Look, law school taught me a fair bit. I won’t lie. It taught me that even grown-ups can get drunk and get in fights at local bars. It taught me that my fellow lawyer isn’t much smarter than me and will one day become really famous. It taught me that you can fake your way through almost anything.
But here are ten things it didn’t teach me:
- Nobody ever uses the phrase “black letter law“. Seriously. Lawyers who do use the phrase “black letter law” are usually laughed at by cliques of other lawyers. This is an invention of professors, I’m sure, meant to intimidate and harass poor first year students. Black letter law? Is that some Rules of Court book?

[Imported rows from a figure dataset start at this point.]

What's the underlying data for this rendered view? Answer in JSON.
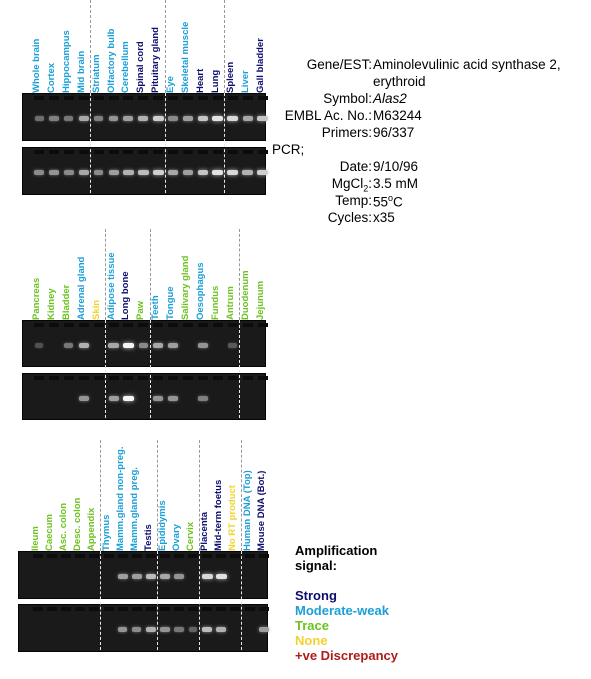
{
  "colors": {
    "Strong": "#0d0d6e",
    "Moderate-weak": "#1a9fd6",
    "Trace": "#6cc21f",
    "None": "#f2d32e",
    "+ve Discrepancy": "#b01a1a"
  },
  "info": {
    "gene_key": "Gene/EST:",
    "gene_value_line1": "Aminolevulinic acid synthase 2,",
    "gene_value_line2": "erythroid",
    "symbol_key": "Symbol:",
    "symbol_value": "Alas2",
    "embl_key": "EMBL Ac. No.:",
    "embl_value": "M63244",
    "primers_key": "Primers:",
    "primers_value": "96/337",
    "pcr_label": "PCR;",
    "date_key": "Date:",
    "date_value": "9/10/96",
    "mgcl2_key_main": "MgCl",
    "mgcl2_key_sub": "2",
    "mgcl2_key_colon": ":",
    "mgcl2_value": "3.5 mM",
    "temp_key": "Temp:",
    "temp_value_main": "55",
    "temp_value_sup": "o",
    "temp_value_unit": "C",
    "cycles_key": "Cycles:",
    "cycles_value": "x35"
  },
  "legend": {
    "title_line1": "Amplification",
    "title_line2": "signal:",
    "items": [
      {
        "label": "Strong",
        "level": "Strong"
      },
      {
        "label": "Moderate-weak",
        "level": "Moderate-weak"
      },
      {
        "label": "Trace",
        "level": "Trace"
      },
      {
        "label": "None",
        "level": "None"
      },
      {
        "label": "+ve Discrepancy",
        "level": "+ve Discrepancy"
      }
    ]
  },
  "panels": [
    {
      "lanes": [
        {
          "label": "Whole brain",
          "level": "Moderate-weak",
          "top_band": 0.25,
          "bottom_band": 0.4
        },
        {
          "label": "Cortex",
          "level": "Moderate-weak",
          "top_band": 0.35,
          "bottom_band": 0.45
        },
        {
          "label": "Hippocampus",
          "level": "Moderate-weak",
          "top_band": 0.3,
          "bottom_band": 0.4
        },
        {
          "label": "Mid brain",
          "level": "Moderate-weak",
          "top_band": 0.55,
          "bottom_band": 0.55
        },
        {
          "label": "Striatum",
          "level": "Moderate-weak",
          "top_band": 0.35,
          "bottom_band": 0.4
        },
        {
          "label": "Olfactory bulb",
          "level": "Moderate-weak",
          "top_band": 0.45,
          "bottom_band": 0.5
        },
        {
          "label": "Cerebellum",
          "level": "Moderate-weak",
          "top_band": 0.5,
          "bottom_band": 0.6
        },
        {
          "label": "Spinal cord",
          "level": "Strong",
          "top_band": 0.6,
          "bottom_band": 0.65
        },
        {
          "label": "Pituitary gland",
          "level": "Strong",
          "top_band": 0.75,
          "bottom_band": 0.75
        },
        {
          "label": "Eye",
          "level": "Moderate-weak",
          "top_band": 0.4,
          "bottom_band": 0.55
        },
        {
          "label": "Skeletal muscle",
          "level": "Moderate-weak",
          "top_band": 0.5,
          "bottom_band": 0.5
        },
        {
          "label": "Heart",
          "level": "Strong",
          "top_band": 0.7,
          "bottom_band": 0.7
        },
        {
          "label": "Lung",
          "level": "Strong",
          "top_band": 0.85,
          "bottom_band": 0.85
        },
        {
          "label": "Spleen",
          "level": "Strong",
          "top_band": 0.8,
          "bottom_band": 0.8
        },
        {
          "label": "Liver",
          "level": "Moderate-weak",
          "top_band": 0.55,
          "bottom_band": 0.6
        },
        {
          "label": "Gall bladder",
          "level": "Strong",
          "top_band": 0.7,
          "bottom_band": 0.75
        }
      ]
    },
    {
      "lanes": [
        {
          "label": "Pancreas",
          "level": "Trace",
          "top_band": 0.1,
          "bottom_band": 0.0
        },
        {
          "label": "Kidney",
          "level": "Trace",
          "top_band": 0.0,
          "bottom_band": 0.0
        },
        {
          "label": "Bladder",
          "level": "Trace",
          "top_band": 0.3,
          "bottom_band": 0.0
        },
        {
          "label": "Adrenal gland",
          "level": "Moderate-weak",
          "top_band": 0.6,
          "bottom_band": 0.45
        },
        {
          "label": "Skin",
          "level": "None",
          "top_band": 0.0,
          "bottom_band": 0.0
        },
        {
          "label": "Adipose tissue",
          "level": "Moderate-weak",
          "top_band": 0.55,
          "bottom_band": 0.5
        },
        {
          "label": "Long bone",
          "level": "Strong",
          "top_band": 0.95,
          "bottom_band": 0.95
        },
        {
          "label": "Paw",
          "level": "Trace",
          "top_band": 0.4,
          "bottom_band": 0.0
        },
        {
          "label": "Teeth",
          "level": "Moderate-weak",
          "top_band": 0.55,
          "bottom_band": 0.45
        },
        {
          "label": "Tongue",
          "level": "Moderate-weak",
          "top_band": 0.5,
          "bottom_band": 0.45
        },
        {
          "label": "Salivary gland",
          "level": "Trace",
          "top_band": 0.0,
          "bottom_band": 0.0
        },
        {
          "label": "Oesophagus",
          "level": "Moderate-weak",
          "top_band": 0.45,
          "bottom_band": 0.35
        },
        {
          "label": "Fundus",
          "level": "Trace",
          "top_band": 0.0,
          "bottom_band": 0.0
        },
        {
          "label": "Antrum",
          "level": "Trace",
          "top_band": 0.15,
          "bottom_band": 0.0
        },
        {
          "label": "Duodenum",
          "level": "Trace",
          "top_band": 0.0,
          "bottom_band": 0.0
        },
        {
          "label": "Jejunum",
          "level": "Trace",
          "top_band": 0.0,
          "bottom_band": 0.0
        }
      ]
    },
    {
      "lanes": [
        {
          "label": "Ileum",
          "level": "Trace",
          "top_band": 0.0,
          "bottom_band": 0.0
        },
        {
          "label": "Caecum",
          "level": "Trace",
          "top_band": 0.0,
          "bottom_band": 0.0
        },
        {
          "label": "Asc. colon",
          "level": "Trace",
          "top_band": 0.0,
          "bottom_band": 0.0
        },
        {
          "label": "Desc. colon",
          "level": "Trace",
          "top_band": 0.0,
          "bottom_band": 0.0
        },
        {
          "label": "Appendix",
          "level": "Trace",
          "top_band": 0.0,
          "bottom_band": 0.0
        },
        {
          "label": "Thymus",
          "level": "Moderate-weak",
          "top_band": 0.0,
          "bottom_band": 0.0
        },
        {
          "label": "Mamm.gland non-preg.",
          "level": "Moderate-weak",
          "top_band": 0.5,
          "bottom_band": 0.45
        },
        {
          "label": "Mamm.gland preg.",
          "level": "Moderate-weak",
          "top_band": 0.5,
          "bottom_band": 0.4
        },
        {
          "label": "Testis",
          "level": "Strong",
          "top_band": 0.65,
          "bottom_band": 0.6
        },
        {
          "label": "Epididymis",
          "level": "Moderate-weak",
          "top_band": 0.55,
          "bottom_band": 0.45
        },
        {
          "label": "Ovary",
          "level": "Moderate-weak",
          "top_band": 0.45,
          "bottom_band": 0.3
        },
        {
          "label": "Cervix",
          "level": "Trace",
          "top_band": 0.0,
          "bottom_band": 0.2
        },
        {
          "label": "Placenta",
          "level": "Strong",
          "top_band": 0.8,
          "bottom_band": 0.65
        },
        {
          "label": "Mid-term foetus",
          "level": "Strong",
          "top_band": 0.85,
          "bottom_band": 0.6
        },
        {
          "label": "No RT product",
          "level": "None",
          "top_band": 0.0,
          "bottom_band": 0.0
        },
        {
          "label": "Human DNA (Top)",
          "level": "Moderate-weak",
          "top_band": 0.0,
          "bottom_band": 0.0
        },
        {
          "label": "Mouse DNA (Bot.)",
          "level": "Strong",
          "top_band": 0.0,
          "bottom_band": 0.5
        }
      ]
    }
  ]
}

- That you will forever be haunted by names of cases, but not remember a damn thing about the case itself. Who here can tell me about Helicopteros or International Shoe or Pennoyer or Dudley and Stephens? (Okay, that last one is really cool – it’s about cannibalism). Wasn’t there a Vana White case?
- How to pick a jury.
- There is no box. Law school professors keep telling you to think outside the box. What they don’t tell you is that there is no box.

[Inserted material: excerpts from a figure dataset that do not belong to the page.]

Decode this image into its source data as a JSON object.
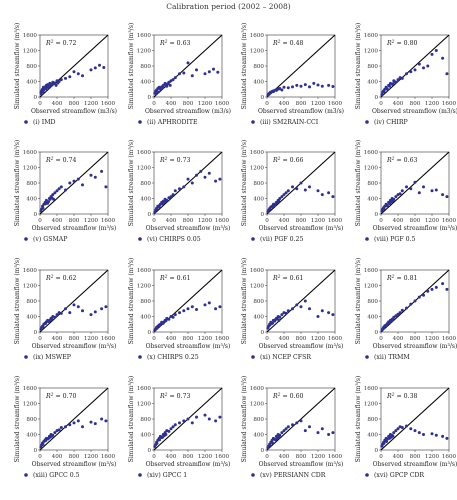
{
  "figure_title": "Calibration period (2002 – 2008)",
  "colors": {
    "point": "#2e3192",
    "line": "#000000",
    "axis": "#333333"
  },
  "axis_text": {
    "xlabel": "Observed streamflow (m3/s)",
    "xlabel_sup": "Observed streamflow (m³/s)",
    "ylabel": "Simulated streamflow (m³/s)",
    "ticks": [
      "0",
      "400",
      "800",
      "1200",
      "1600"
    ]
  },
  "chart_data": [
    {
      "type": "scatter",
      "label": "(i) IMD",
      "r2": "= 0.72",
      "xlim": [
        0,
        1600
      ],
      "ylim": [
        0,
        1600
      ],
      "x": [
        20,
        40,
        60,
        80,
        100,
        120,
        150,
        180,
        200,
        230,
        260,
        300,
        350,
        400,
        450,
        500,
        600,
        700,
        800,
        900,
        1000,
        1200,
        1300,
        1400,
        1500,
        30,
        70,
        90,
        140,
        170,
        210,
        250,
        280,
        320,
        380,
        420
      ],
      "y": [
        120,
        160,
        200,
        250,
        220,
        260,
        300,
        320,
        280,
        350,
        330,
        380,
        360,
        420,
        400,
        450,
        480,
        520,
        650,
        600,
        550,
        700,
        750,
        820,
        760,
        80,
        140,
        180,
        210,
        260,
        240,
        290,
        310,
        340,
        300,
        360
      ]
    },
    {
      "type": "scatter",
      "label": "(ii) APHRODITE",
      "r2": "= 0.63",
      "xlim": [
        0,
        1600
      ],
      "ylim": [
        0,
        1600
      ],
      "x": [
        20,
        40,
        60,
        90,
        120,
        150,
        180,
        220,
        260,
        300,
        350,
        400,
        450,
        500,
        600,
        700,
        800,
        900,
        1000,
        1200,
        1300,
        1400,
        1500,
        50,
        100,
        160,
        200,
        280,
        330,
        380
      ],
      "y": [
        100,
        150,
        180,
        220,
        250,
        200,
        260,
        300,
        350,
        280,
        380,
        420,
        450,
        500,
        600,
        620,
        880,
        550,
        700,
        600,
        650,
        720,
        640,
        80,
        130,
        210,
        240,
        320,
        340,
        300
      ]
    },
    {
      "type": "scatter",
      "label": "(iii) SM2RAIN-CCI",
      "r2": "= 0.48",
      "xlim": [
        0,
        1600
      ],
      "ylim": [
        0,
        1600
      ],
      "x": [
        20,
        40,
        60,
        80,
        100,
        130,
        160,
        200,
        250,
        300,
        350,
        400,
        500,
        600,
        700,
        800,
        900,
        1000,
        1100,
        1200,
        1300,
        1450,
        1550,
        50,
        90,
        150,
        220,
        280
      ],
      "y": [
        50,
        80,
        100,
        120,
        130,
        150,
        160,
        180,
        200,
        220,
        180,
        250,
        240,
        260,
        300,
        280,
        320,
        260,
        350,
        310,
        280,
        300,
        270,
        70,
        110,
        140,
        170,
        210
      ]
    },
    {
      "type": "scatter",
      "label": "(iv) CHIRP",
      "r2": "= 0.80",
      "xlim": [
        0,
        1600
      ],
      "ylim": [
        0,
        1600
      ],
      "x": [
        20,
        40,
        60,
        90,
        120,
        150,
        180,
        220,
        260,
        300,
        350,
        400,
        450,
        500,
        600,
        700,
        800,
        900,
        1000,
        1100,
        1200,
        1300,
        1450,
        1550,
        70,
        130,
        200,
        280,
        330
      ],
      "y": [
        60,
        120,
        160,
        200,
        250,
        200,
        300,
        350,
        330,
        420,
        380,
        450,
        500,
        480,
        600,
        650,
        700,
        850,
        750,
        800,
        1100,
        1200,
        1000,
        600,
        140,
        230,
        280,
        340,
        390
      ]
    },
    {
      "type": "scatter",
      "label": "(v) GSMAP",
      "r2": "= 0.74",
      "xlim": [
        0,
        1600
      ],
      "ylim": [
        0,
        1600
      ],
      "x": [
        20,
        40,
        60,
        90,
        120,
        150,
        180,
        220,
        260,
        300,
        350,
        400,
        450,
        500,
        600,
        700,
        800,
        900,
        1000,
        1200,
        1300,
        1450,
        1550,
        70,
        130,
        200,
        240,
        280,
        320
      ],
      "y": [
        80,
        130,
        200,
        250,
        300,
        350,
        280,
        400,
        450,
        500,
        550,
        600,
        650,
        700,
        620,
        800,
        850,
        900,
        750,
        1000,
        950,
        1100,
        700,
        150,
        260,
        320,
        380,
        420,
        380
      ]
    },
    {
      "type": "scatter",
      "label": "(vi) CHIRPS 0.05",
      "r2": "= 0.73",
      "xlim": [
        0,
        1600
      ],
      "ylim": [
        0,
        1600
      ],
      "x": [
        20,
        40,
        60,
        90,
        120,
        150,
        180,
        220,
        260,
        300,
        350,
        400,
        450,
        500,
        600,
        700,
        800,
        900,
        1000,
        1100,
        1200,
        1300,
        1450,
        1550,
        70,
        130,
        200,
        240,
        280
      ],
      "y": [
        50,
        100,
        150,
        200,
        180,
        250,
        300,
        330,
        380,
        350,
        420,
        450,
        500,
        600,
        650,
        700,
        900,
        800,
        1000,
        1100,
        950,
        1050,
        850,
        900,
        120,
        220,
        260,
        300,
        340
      ]
    },
    {
      "type": "scatter",
      "label": "(vii) PGF 0.25",
      "r2": "= 0.66",
      "xlim": [
        0,
        1600
      ],
      "ylim": [
        0,
        1600
      ],
      "x": [
        20,
        40,
        60,
        90,
        120,
        150,
        180,
        220,
        260,
        300,
        350,
        400,
        450,
        500,
        600,
        700,
        800,
        900,
        1000,
        1200,
        1300,
        1450,
        1550,
        70,
        130,
        200,
        240,
        280
      ],
      "y": [
        60,
        100,
        140,
        180,
        200,
        250,
        220,
        300,
        350,
        400,
        450,
        500,
        550,
        600,
        700,
        650,
        800,
        620,
        700,
        600,
        500,
        550,
        450,
        120,
        180,
        260,
        300,
        330
      ]
    },
    {
      "type": "scatter",
      "label": "(viii) PGF 0.5",
      "r2": "= 0.63",
      "xlim": [
        0,
        1600
      ],
      "ylim": [
        0,
        1600
      ],
      "x": [
        20,
        40,
        60,
        90,
        120,
        150,
        180,
        220,
        260,
        300,
        350,
        400,
        450,
        500,
        600,
        700,
        800,
        900,
        1000,
        1200,
        1300,
        1450,
        1550,
        70,
        130,
        200,
        240,
        280
      ],
      "y": [
        80,
        120,
        160,
        200,
        250,
        220,
        300,
        350,
        400,
        380,
        450,
        500,
        520,
        600,
        700,
        650,
        820,
        550,
        700,
        600,
        620,
        500,
        450,
        130,
        210,
        270,
        310,
        340
      ]
    },
    {
      "type": "scatter",
      "label": "(ix) MSWEP",
      "r2": "= 0.62",
      "xlim": [
        0,
        1600
      ],
      "ylim": [
        0,
        1600
      ],
      "x": [
        20,
        40,
        60,
        90,
        120,
        150,
        180,
        220,
        260,
        300,
        350,
        400,
        450,
        500,
        600,
        700,
        800,
        900,
        1000,
        1200,
        1300,
        1450,
        1550,
        70,
        130,
        200,
        240,
        280
      ],
      "y": [
        70,
        120,
        150,
        200,
        230,
        260,
        300,
        280,
        350,
        400,
        380,
        450,
        500,
        480,
        600,
        500,
        700,
        650,
        550,
        450,
        520,
        600,
        650,
        130,
        220,
        270,
        310,
        330
      ]
    },
    {
      "type": "scatter",
      "label": "(x) CHIRPS 0.25",
      "r2": "= 0.61",
      "xlim": [
        0,
        1600
      ],
      "ylim": [
        0,
        1600
      ],
      "x": [
        20,
        40,
        60,
        90,
        120,
        150,
        180,
        220,
        260,
        300,
        350,
        400,
        450,
        500,
        600,
        700,
        800,
        900,
        1000,
        1200,
        1300,
        1450,
        1550,
        70,
        130,
        200,
        240,
        280
      ],
      "y": [
        50,
        80,
        120,
        150,
        180,
        200,
        250,
        230,
        300,
        350,
        330,
        400,
        380,
        450,
        500,
        550,
        600,
        650,
        580,
        700,
        750,
        600,
        650,
        100,
        170,
        220,
        260,
        290
      ]
    },
    {
      "type": "scatter",
      "label": "(xi) NCEP CFSR",
      "r2": "= 0.61",
      "xlim": [
        0,
        1600
      ],
      "ylim": [
        0,
        1600
      ],
      "x": [
        20,
        40,
        60,
        90,
        120,
        150,
        180,
        220,
        260,
        300,
        350,
        400,
        450,
        500,
        600,
        700,
        800,
        900,
        1000,
        1200,
        1300,
        1450,
        1550,
        70,
        130,
        200,
        240,
        280
      ],
      "y": [
        100,
        150,
        200,
        250,
        220,
        300,
        280,
        350,
        400,
        380,
        450,
        500,
        480,
        550,
        600,
        700,
        650,
        800,
        600,
        400,
        550,
        500,
        450,
        180,
        230,
        320,
        340,
        300
      ]
    },
    {
      "type": "scatter",
      "label": "(xii) TRMM",
      "r2": "= 0.81",
      "xlim": [
        0,
        1600
      ],
      "ylim": [
        0,
        1600
      ],
      "x": [
        20,
        40,
        60,
        90,
        120,
        150,
        180,
        220,
        260,
        300,
        350,
        400,
        450,
        500,
        600,
        700,
        800,
        900,
        1000,
        1100,
        1200,
        1300,
        1450,
        1550,
        70,
        130,
        200,
        240,
        280
      ],
      "y": [
        40,
        80,
        120,
        160,
        180,
        220,
        260,
        300,
        330,
        380,
        420,
        460,
        500,
        560,
        620,
        720,
        800,
        900,
        950,
        1050,
        1100,
        1150,
        1250,
        1100,
        110,
        170,
        240,
        280,
        310
      ]
    },
    {
      "type": "scatter",
      "label": "(xiii) GPCC 0.5",
      "r2": "= 0.70",
      "xlim": [
        0,
        1600
      ],
      "ylim": [
        0,
        1600
      ],
      "x": [
        20,
        40,
        60,
        90,
        120,
        150,
        180,
        220,
        260,
        300,
        350,
        400,
        450,
        500,
        600,
        700,
        800,
        900,
        1000,
        1200,
        1300,
        1450,
        1550,
        70,
        130,
        200,
        240,
        280
      ],
      "y": [
        80,
        130,
        180,
        220,
        260,
        300,
        280,
        350,
        400,
        380,
        450,
        500,
        520,
        580,
        600,
        650,
        700,
        750,
        600,
        720,
        680,
        800,
        750,
        150,
        240,
        300,
        330,
        360
      ]
    },
    {
      "type": "scatter",
      "label": "(xiv) GPCC 1",
      "r2": "= 0.73",
      "xlim": [
        0,
        1600
      ],
      "ylim": [
        0,
        1600
      ],
      "x": [
        20,
        40,
        60,
        90,
        120,
        150,
        180,
        220,
        260,
        300,
        350,
        400,
        450,
        500,
        600,
        700,
        800,
        900,
        1000,
        1200,
        1300,
        1450,
        1550,
        70,
        130,
        200,
        240,
        280
      ],
      "y": [
        90,
        140,
        200,
        250,
        300,
        350,
        320,
        400,
        450,
        500,
        480,
        550,
        600,
        650,
        700,
        750,
        800,
        700,
        850,
        900,
        800,
        750,
        850,
        170,
        260,
        330,
        370,
        400
      ]
    },
    {
      "type": "scatter",
      "label": "(xv) PERSIANN CDR",
      "r2": "= 0.60",
      "xlim": [
        0,
        1600
      ],
      "ylim": [
        0,
        1600
      ],
      "x": [
        20,
        40,
        60,
        90,
        120,
        150,
        180,
        220,
        260,
        300,
        350,
        400,
        450,
        500,
        600,
        700,
        800,
        900,
        1000,
        1200,
        1300,
        1450,
        1550,
        70,
        130,
        200,
        240,
        280
      ],
      "y": [
        60,
        100,
        150,
        200,
        250,
        300,
        280,
        350,
        400,
        380,
        450,
        500,
        550,
        600,
        650,
        700,
        750,
        500,
        600,
        450,
        550,
        400,
        450,
        120,
        180,
        260,
        300,
        330
      ]
    },
    {
      "type": "scatter",
      "label": "(xvi) GPCP CDR",
      "r2": "= 0.38",
      "xlim": [
        0,
        1600
      ],
      "ylim": [
        0,
        1600
      ],
      "x": [
        20,
        40,
        60,
        90,
        120,
        150,
        180,
        220,
        260,
        300,
        350,
        400,
        450,
        500,
        600,
        700,
        800,
        900,
        1000,
        1200,
        1300,
        1450,
        1550,
        70,
        130,
        200,
        240,
        280
      ],
      "y": [
        100,
        150,
        200,
        250,
        300,
        280,
        350,
        400,
        380,
        450,
        500,
        550,
        600,
        580,
        620,
        550,
        500,
        450,
        400,
        420,
        380,
        350,
        300,
        170,
        220,
        300,
        330,
        360
      ]
    }
  ]
}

- That law review leads to document review. If you want to do real work, take a clinic or something.
- Your clients will hate you. They will think they are smarter than you. They will try to tell you what to do.
- How to deal with #6 above.
- Most judges haven’t practiced in a while, so forgive them if they make stuff up as they go along.
- Caselaw and precedent may or may not mean much until you get to an appellate court. And even then…
- Finally, no matter how long you practice or what you do, there will always be more to learn and ways to better yourself.
What have you not learned from law school?